In the present study, there was a strong association between muscle quality, a measure of relative muscle strength derived as a ratio of muscle strength and lean mass, and baseline vitamin B12 levels, even after controlling for confounders like age and BMI. Plasma vitamin B12 levels in this study significantly improved after 3 months of supplementation and were comparable to those seen among the depleted population. The effectiveness of supplementation was further corroborated by the reduction in the levels of functional markers like MMA and homocysteine, which are tissue biomarkers of vitamin B12 deficiency. This is one of the significant strengths of the study. One of the limitations of the present study is the small sample size. However, the study demonstrated significant improvement in muscle function and quality post-supplementation and plasma vitamin B12 levels. Therefore, the study emphasized the crucial role of vitamin b12 in preventing and managing sarcopenia.39
CONCLUSION
From the literature review, it is evident that a deficiency of vitamin B12 among the elderly can negatively affect the skeletal muscle function. Supplementation of vitamin B12 among elderly suffering from subclinical deficiency can significantly improve their muscle function and quality. This provides evidence for proof of concept that there could be a role of vitamin B12 in remodeling skeletal muscle, especially among the elderly. This could also form the basis of future extensive randomized control studies among the elderly. Currently, there is no recommendation for screening for vitamin B12, including assessment of muscle strength among the elderly population. Considering that vitamin B12 deficiency is highly prevalent among the elderly and supplementation of vitamin B12 is not associated with any toxic side effects and is safe, it is worthwhile to screen for vitamin B12 deficiency even among asymptomatic and plan supplementation programs to improve muscle function as a component of physical well-being among the elderly.
AUTHOR CONTRIBUTIONS
Sowmya Sharma (SSh), and Sucharita Sambashivaiah (SSa) conceptualised the idea and design of the work. Rohini Bhadra (RB) conducted and summarised the literature review. SSa facilitated the data collection and data handling. Sumithra Selvam (SS) and SSh conducted the data analysis and interpretation. SSh and RB wrote the first draft of the article. All authors critically reviewed and revised the subsequent drafts and approved the final draft.
ACKNOWLEDGMENTS
Language modifications have been made using the Grammarly premium version.
FUNDING INFORMATION
The study was partially funded by a grant from St. John's Medical College Research Society, Bengaluru (Grant Number: RS/1/124/06).

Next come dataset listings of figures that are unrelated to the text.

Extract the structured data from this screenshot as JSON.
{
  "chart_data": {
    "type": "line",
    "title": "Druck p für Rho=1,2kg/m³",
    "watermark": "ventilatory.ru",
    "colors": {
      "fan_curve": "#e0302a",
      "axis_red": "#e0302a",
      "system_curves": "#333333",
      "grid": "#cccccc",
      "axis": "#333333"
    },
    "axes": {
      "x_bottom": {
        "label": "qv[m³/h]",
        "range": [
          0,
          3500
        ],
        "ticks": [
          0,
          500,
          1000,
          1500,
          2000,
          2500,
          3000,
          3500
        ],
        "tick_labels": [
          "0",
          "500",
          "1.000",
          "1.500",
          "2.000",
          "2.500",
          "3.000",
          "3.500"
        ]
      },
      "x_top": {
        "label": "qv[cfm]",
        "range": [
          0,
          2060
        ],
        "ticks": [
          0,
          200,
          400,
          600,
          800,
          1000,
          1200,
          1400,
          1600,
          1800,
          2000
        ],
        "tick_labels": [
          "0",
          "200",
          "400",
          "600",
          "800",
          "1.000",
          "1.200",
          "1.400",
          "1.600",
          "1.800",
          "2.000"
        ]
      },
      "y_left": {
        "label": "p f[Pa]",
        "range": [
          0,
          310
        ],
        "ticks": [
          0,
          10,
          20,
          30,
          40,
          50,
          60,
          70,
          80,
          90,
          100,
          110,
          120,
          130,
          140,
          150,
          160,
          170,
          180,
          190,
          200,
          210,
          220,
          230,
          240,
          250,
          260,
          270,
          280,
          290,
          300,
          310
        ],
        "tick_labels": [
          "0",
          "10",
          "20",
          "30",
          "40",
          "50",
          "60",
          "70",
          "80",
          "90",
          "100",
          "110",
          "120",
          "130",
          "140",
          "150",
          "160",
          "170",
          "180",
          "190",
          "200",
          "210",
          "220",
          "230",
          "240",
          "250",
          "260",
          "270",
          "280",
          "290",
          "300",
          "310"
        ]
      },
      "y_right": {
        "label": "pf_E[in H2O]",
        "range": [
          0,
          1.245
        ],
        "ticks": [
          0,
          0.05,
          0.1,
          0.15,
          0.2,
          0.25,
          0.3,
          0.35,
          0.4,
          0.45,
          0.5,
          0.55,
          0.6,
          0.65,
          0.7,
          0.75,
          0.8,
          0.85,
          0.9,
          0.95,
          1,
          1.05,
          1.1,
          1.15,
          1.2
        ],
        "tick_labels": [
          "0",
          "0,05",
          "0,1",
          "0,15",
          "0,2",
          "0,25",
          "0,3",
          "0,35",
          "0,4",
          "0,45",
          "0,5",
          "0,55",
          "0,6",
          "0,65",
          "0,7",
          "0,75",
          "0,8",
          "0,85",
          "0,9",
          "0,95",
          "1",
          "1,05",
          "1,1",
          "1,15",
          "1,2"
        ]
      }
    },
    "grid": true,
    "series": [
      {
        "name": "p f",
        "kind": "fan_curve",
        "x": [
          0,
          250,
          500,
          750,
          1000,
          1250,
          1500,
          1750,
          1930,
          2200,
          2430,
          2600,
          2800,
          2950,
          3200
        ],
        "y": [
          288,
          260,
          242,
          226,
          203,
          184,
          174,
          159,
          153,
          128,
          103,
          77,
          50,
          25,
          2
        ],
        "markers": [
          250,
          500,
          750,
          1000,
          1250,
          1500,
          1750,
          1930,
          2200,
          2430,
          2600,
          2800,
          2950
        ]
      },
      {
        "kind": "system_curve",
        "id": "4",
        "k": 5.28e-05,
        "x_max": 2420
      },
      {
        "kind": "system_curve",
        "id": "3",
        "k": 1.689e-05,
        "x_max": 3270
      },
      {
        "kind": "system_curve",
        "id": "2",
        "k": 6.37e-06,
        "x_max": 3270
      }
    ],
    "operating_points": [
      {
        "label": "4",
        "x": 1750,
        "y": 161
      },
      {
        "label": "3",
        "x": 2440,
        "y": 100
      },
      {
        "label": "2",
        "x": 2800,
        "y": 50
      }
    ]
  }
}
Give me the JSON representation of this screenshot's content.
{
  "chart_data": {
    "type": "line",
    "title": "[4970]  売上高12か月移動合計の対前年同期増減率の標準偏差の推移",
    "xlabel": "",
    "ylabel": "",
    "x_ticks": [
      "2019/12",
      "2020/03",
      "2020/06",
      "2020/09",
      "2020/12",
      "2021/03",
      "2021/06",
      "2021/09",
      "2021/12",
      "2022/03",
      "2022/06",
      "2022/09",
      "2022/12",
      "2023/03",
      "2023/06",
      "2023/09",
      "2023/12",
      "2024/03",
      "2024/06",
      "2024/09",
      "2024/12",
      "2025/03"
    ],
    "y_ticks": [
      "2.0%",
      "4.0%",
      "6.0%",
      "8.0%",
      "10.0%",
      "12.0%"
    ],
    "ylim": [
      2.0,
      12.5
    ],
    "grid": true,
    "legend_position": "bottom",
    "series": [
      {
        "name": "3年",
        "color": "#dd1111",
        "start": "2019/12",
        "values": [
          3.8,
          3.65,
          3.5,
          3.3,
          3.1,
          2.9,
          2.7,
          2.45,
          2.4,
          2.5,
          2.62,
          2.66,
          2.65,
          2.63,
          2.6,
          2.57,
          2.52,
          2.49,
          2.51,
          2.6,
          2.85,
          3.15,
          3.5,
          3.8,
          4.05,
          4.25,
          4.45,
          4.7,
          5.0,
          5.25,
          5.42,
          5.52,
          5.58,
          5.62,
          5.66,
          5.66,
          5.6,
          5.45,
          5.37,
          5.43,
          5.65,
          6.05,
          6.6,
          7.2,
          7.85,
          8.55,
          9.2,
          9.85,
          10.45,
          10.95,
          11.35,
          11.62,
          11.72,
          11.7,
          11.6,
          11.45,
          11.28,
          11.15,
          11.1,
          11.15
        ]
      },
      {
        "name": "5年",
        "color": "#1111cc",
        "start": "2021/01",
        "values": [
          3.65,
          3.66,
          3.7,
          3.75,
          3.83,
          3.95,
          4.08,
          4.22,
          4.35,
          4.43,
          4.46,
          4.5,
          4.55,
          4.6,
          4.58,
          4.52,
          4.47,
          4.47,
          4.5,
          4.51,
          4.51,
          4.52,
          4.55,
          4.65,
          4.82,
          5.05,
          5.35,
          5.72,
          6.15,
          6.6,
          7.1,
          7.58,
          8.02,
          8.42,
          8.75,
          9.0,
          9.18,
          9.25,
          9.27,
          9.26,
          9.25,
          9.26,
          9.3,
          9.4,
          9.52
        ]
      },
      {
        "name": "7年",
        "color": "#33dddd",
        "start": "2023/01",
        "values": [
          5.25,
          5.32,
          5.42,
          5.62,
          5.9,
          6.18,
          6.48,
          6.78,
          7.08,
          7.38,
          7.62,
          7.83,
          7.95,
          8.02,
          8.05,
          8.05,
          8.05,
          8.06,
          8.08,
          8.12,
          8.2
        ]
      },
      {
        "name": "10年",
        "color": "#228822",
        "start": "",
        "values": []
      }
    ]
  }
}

CONFLICT OF INTEREST STATEMENT
None.
ETHICS APPROVAL AND CONSENT TO PARTICIPATE
The Institutional Ethics Comittee (IEC), St John's Medical College & Hospital, Bengaluru, India (reference number IERB/1/44/07) approved the study protocol. No animals were used in this study, which was conducted on humans following the Helsinki Declaration. Participants were recruited after written informed consent.